Can torch.multiprocessing and torch.distributed be used within forward()?

Hi @osalpekar, thank you for your response. I am looking to parallelize processing in the forward pass with the workers within a single node.
My bottleneck is not the batch processing (choosing different batch sizes has little effect on the time spent in the forward pass). Rather, most of the time is spent on the part of the forward where I have a for loop, which I want to parallelize.

Is there any more info you can provide about the function you are trying to parallelize in the forward pass?

For example, when x is a tensor with an MNIST batch, and f_i are arbitrary functions with distinct learnable parameters. The f_i’s take as input a tensor of size (N,M) → (N,) and in the forward, we have:

x=torch.unfold(x,kernel_size=2,stride=2) #would give for MNIST size [N,196,4]
x=torch.cat([f_i(x[..., i]) for i in range(x.shape[-1])], dim=1) # is very slow!

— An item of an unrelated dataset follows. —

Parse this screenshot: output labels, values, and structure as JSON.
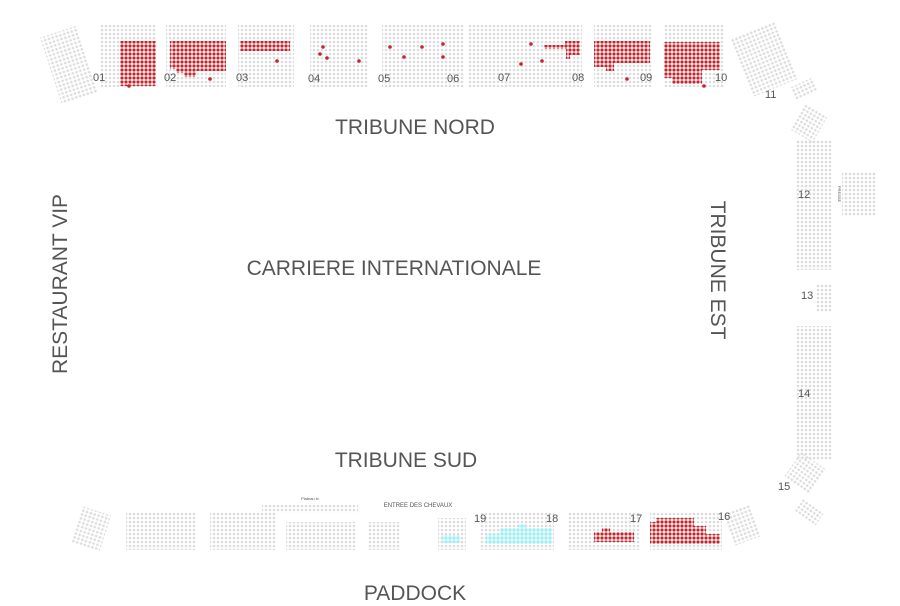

Here, if I process 1 image or many more in a batch makes little difference. Every function f_i processes the whole batch, but only a part of the image. You could, I guess, think of it as the f_i’s being local receptive fields and we can parallelize the processing of their activations. Then, x passes to other modules in the model.
The closest I have seen to my question is this and this. However, the former seems to be a parallelization on the data, while in the latter, more similar to what I intend, there is no solution.

A search indicated that this error is thrown when you attempt to pickle the pool object itself (say the function you are trying to parallelize results in pickling the pool).

I have tried this, and this seems to avoid pickling the pool object, but the program just stops responding at some point, so I guess this is not possible.

Sorry for the long answer. Any comment would be very appreciated!